49. h26(4) at r4569c6 = {2789/3689}; h26(4) at r4c4569 = {2789/4679/5678}
49a. -> both h26(4) cages each have 3 of {6..9}
49b. -> (geometical considerations aside) both h26(4) cages must share at least 2 digits from {6..9}
49c. only places for these common digits are the intersection r4c6 and the "leftover" cells (r4c9 and r9c6)
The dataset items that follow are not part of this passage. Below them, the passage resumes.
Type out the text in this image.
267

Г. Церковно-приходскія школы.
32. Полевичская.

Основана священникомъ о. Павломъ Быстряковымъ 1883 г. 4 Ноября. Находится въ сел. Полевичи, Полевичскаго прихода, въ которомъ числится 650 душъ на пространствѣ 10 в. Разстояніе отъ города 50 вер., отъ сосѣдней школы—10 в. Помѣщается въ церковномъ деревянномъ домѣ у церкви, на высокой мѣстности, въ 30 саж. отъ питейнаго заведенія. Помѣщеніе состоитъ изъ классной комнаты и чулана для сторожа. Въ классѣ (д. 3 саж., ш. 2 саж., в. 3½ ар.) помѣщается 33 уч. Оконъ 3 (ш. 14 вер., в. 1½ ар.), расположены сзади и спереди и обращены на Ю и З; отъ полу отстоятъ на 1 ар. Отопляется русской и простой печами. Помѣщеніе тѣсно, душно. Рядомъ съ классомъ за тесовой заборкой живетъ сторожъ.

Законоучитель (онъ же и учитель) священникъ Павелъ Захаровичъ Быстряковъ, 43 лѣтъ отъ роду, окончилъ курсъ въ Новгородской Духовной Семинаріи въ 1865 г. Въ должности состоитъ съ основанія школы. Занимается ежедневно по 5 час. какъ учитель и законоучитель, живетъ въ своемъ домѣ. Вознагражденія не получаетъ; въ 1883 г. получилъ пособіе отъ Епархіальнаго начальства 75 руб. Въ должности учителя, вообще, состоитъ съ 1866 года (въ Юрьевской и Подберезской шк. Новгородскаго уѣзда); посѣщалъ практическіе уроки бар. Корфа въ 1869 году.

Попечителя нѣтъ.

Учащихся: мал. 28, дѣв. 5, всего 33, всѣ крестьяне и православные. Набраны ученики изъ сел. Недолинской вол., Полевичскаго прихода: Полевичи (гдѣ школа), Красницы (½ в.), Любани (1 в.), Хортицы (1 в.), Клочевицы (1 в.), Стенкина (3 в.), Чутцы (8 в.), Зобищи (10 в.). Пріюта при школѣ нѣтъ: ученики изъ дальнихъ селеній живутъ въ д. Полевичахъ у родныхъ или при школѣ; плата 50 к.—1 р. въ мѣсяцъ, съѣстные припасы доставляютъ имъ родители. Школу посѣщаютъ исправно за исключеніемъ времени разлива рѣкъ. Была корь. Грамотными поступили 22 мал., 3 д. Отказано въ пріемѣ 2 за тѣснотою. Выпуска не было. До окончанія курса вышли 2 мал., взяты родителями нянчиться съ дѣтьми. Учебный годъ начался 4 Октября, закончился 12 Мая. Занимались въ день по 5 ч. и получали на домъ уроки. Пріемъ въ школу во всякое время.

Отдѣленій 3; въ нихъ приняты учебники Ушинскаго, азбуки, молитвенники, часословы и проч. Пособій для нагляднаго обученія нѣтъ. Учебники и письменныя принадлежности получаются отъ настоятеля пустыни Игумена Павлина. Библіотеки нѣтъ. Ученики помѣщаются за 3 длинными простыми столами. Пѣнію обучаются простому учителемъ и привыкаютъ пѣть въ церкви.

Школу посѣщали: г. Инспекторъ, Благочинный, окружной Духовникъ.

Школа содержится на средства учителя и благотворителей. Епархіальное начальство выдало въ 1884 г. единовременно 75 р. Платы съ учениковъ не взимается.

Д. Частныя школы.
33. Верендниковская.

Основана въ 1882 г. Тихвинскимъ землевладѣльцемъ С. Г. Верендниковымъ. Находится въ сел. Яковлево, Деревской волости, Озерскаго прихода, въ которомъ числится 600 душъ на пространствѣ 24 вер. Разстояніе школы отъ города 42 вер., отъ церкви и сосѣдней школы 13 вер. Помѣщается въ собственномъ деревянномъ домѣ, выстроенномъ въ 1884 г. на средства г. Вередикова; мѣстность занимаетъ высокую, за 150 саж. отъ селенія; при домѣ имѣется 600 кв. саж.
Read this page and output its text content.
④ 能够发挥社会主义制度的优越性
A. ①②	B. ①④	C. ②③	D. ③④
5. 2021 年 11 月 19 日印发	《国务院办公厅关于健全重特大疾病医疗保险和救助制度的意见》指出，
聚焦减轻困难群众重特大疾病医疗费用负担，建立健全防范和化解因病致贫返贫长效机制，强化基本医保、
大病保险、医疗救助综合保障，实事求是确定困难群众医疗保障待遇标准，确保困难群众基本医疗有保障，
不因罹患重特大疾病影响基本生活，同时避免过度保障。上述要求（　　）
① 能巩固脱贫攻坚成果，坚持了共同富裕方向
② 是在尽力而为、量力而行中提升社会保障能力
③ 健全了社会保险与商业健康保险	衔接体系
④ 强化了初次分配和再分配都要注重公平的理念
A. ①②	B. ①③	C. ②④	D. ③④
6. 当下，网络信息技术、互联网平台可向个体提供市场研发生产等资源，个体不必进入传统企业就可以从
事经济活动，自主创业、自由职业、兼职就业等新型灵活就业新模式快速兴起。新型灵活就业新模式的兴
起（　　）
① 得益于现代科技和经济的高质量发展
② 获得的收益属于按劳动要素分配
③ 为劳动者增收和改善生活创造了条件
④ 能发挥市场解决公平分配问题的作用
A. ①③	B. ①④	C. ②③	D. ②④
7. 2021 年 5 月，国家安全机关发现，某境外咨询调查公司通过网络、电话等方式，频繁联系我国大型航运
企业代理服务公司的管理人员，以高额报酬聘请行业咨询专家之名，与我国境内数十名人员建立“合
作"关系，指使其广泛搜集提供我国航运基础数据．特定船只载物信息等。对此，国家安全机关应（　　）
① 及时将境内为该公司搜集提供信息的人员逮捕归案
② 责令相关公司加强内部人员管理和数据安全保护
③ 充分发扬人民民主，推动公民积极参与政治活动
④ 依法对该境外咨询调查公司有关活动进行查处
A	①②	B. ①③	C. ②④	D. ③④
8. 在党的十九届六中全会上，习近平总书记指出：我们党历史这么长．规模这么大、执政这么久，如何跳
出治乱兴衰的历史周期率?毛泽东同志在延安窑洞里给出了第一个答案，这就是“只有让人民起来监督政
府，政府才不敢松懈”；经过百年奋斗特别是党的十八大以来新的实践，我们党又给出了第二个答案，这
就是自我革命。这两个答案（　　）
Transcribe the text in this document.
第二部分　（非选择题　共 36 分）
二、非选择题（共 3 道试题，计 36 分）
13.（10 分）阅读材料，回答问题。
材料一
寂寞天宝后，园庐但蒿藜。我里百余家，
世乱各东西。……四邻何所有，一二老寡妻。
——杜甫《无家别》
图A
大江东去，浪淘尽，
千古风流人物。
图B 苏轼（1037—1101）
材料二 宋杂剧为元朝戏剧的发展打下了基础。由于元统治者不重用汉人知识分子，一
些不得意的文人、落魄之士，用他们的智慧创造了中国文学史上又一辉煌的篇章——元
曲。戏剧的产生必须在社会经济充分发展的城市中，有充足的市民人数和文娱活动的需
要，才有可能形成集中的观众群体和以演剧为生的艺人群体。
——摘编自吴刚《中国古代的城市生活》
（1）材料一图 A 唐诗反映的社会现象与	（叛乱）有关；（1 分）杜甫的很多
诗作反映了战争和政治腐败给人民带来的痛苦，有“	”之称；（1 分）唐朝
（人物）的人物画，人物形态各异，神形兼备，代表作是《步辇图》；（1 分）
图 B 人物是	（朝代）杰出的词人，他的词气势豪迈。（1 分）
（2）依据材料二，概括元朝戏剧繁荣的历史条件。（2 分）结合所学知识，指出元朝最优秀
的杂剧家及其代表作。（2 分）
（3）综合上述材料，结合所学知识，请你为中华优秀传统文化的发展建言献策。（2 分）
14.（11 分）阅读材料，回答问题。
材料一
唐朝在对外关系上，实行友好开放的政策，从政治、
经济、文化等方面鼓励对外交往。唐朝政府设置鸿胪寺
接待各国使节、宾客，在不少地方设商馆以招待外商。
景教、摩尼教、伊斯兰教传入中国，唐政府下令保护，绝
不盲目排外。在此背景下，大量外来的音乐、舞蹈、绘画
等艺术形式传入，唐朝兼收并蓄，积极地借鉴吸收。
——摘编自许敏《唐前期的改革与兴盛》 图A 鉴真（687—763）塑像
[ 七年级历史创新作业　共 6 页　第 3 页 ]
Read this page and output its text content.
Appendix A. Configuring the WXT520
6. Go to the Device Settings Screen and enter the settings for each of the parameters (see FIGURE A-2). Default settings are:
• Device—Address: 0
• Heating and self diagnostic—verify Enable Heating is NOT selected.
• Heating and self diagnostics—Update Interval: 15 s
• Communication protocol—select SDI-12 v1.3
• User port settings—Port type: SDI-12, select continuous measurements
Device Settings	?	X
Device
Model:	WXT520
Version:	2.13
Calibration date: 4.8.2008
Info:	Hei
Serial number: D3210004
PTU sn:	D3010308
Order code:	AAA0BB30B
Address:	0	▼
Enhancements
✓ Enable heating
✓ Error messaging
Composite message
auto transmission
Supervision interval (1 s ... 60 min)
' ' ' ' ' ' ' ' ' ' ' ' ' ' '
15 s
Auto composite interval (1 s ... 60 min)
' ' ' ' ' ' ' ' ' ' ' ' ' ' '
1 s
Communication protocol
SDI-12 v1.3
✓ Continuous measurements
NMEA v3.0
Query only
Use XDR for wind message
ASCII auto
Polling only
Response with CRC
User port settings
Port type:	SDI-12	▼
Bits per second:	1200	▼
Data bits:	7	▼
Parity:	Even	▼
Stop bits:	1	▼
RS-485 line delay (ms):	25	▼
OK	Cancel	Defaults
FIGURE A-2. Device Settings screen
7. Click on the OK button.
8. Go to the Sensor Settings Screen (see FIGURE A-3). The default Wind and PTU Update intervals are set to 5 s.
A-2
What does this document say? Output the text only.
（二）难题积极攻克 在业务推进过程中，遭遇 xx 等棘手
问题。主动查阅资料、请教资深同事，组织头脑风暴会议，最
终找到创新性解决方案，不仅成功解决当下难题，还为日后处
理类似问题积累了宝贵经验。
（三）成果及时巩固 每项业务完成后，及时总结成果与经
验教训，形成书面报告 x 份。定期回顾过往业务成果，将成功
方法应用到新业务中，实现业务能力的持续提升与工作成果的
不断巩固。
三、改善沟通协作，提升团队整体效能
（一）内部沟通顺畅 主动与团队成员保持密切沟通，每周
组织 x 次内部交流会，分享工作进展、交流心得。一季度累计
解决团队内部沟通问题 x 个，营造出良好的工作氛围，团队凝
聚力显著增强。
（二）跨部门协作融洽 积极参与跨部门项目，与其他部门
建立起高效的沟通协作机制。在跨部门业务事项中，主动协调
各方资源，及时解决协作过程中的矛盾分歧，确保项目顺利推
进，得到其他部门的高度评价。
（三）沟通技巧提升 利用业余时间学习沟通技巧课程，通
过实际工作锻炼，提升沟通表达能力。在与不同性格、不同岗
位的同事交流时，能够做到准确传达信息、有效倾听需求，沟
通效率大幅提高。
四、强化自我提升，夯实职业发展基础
49d. -> r4c9 and r9c6 must be identical
49e. -> no 6 in r9c6
50. Naked pair on {89} at r59c6 -> no 9 in r4c6
Now continue with slightly modified versions of your steps above (renumbered accordingly):
51. 22(4) = {4567}(no 2): all locked for n5
51a. 6 locked for r4
51b. cleanup: no 9 in r1c4
52. {89} naked pair in r5c46: both locked for r5
52a. r56c1 = [65]
53. 15(3)n1 = {249/348}(no 7) = 4{29/38}
53a. 4 locked for c1
54a. r23c6 must have just 1 of 8/9 for c4 -> combo's in 22(4)n2 must have exactly 1 of 8/9
54a. 22(4) = {2479/2569/2578/3469/3478/3568}
Now for the rest:
55. Naked pair on {45} at r4c7 and r5c9 -> no 4 in r6c789
55a. cleanup: no 9 in r78c9
56. 4 in r6 locked in n4 -> not elsewhere in n4
57. 4 in c1 locked in n1 -> not elsewhere in n1
58. 26(5)n47 cannot have both of {56}, as {56} only available in r7c2
58a. -> {24569/34568} both blocked
58b. {23579/23678} blocked by 15(3)n14 (need {23} in c1), as is {24578} (needs {28} in c1)
58c. {23489} blocked by 15(3)n14 (needs 1 of {23}) and 14(2)n7 (needs 1 of {89})
58d. remaining combos are: {12689/13589/13679/14579/14678} = {(5/6)..}
58e. 1 locked in r789c1 for c1 and n7
58f. -> r7c2 = {56} (only place for {56} in 26(5) cage)
59. r7c2 and 14(2)n7 form killer pair on {56} -> no 5,6 elsewhere in n7
60. 9(3)n78 = {234} (only combo possible), locked for r9
61. Hidden single(r9) at r9c1 = 1
62. Hidden single(c8) at r5c8 = 2
62a. -> r5c7 = 3
63. Hidden single(c7/n9) at r8c7 = 2
64. 3 in c8/n9 locked in r78c8
64a. -> 11(2)n9 = {38}, 8 locked for c8 and n9
65. 4 in c8 locked in n3 -> not elsewhere in n3
66. Hidden single(c7) at r4c7 = 4
67. r45c9 = [85], r5c5 = 4
67a. cleanup: no 7 in r1c4
68. 5 in r9 locked in n9 -> not elsewhere in n9
69. 27(4)n689 = {5679} (only combo possible)
69a. -> r7c6 = 5
70. Naked single at r7c2 = 6
71. 14(2)n7 = {59}, locked for r8 and n7
72. Outie n69: r8c6 = 4
73. Hidden single(c6) at r4c6 = 7
73a. -> r569c6 = [928] (step 48)
73b. cleanup: no 7 in r1c4
74. r56c4 = [83]
75. Naked single at r9c4 = 2
76. Hidden single(c4) at r3c4 = 9
77. Hidden single(c4) at r2c4 = 4
78. Naked pair on {23} at r4c23 -> no 2,3 elsewhere in n4
78a. -> r3c3 = 6 (20(4) cage sum)
Now just singles and cage sums to end.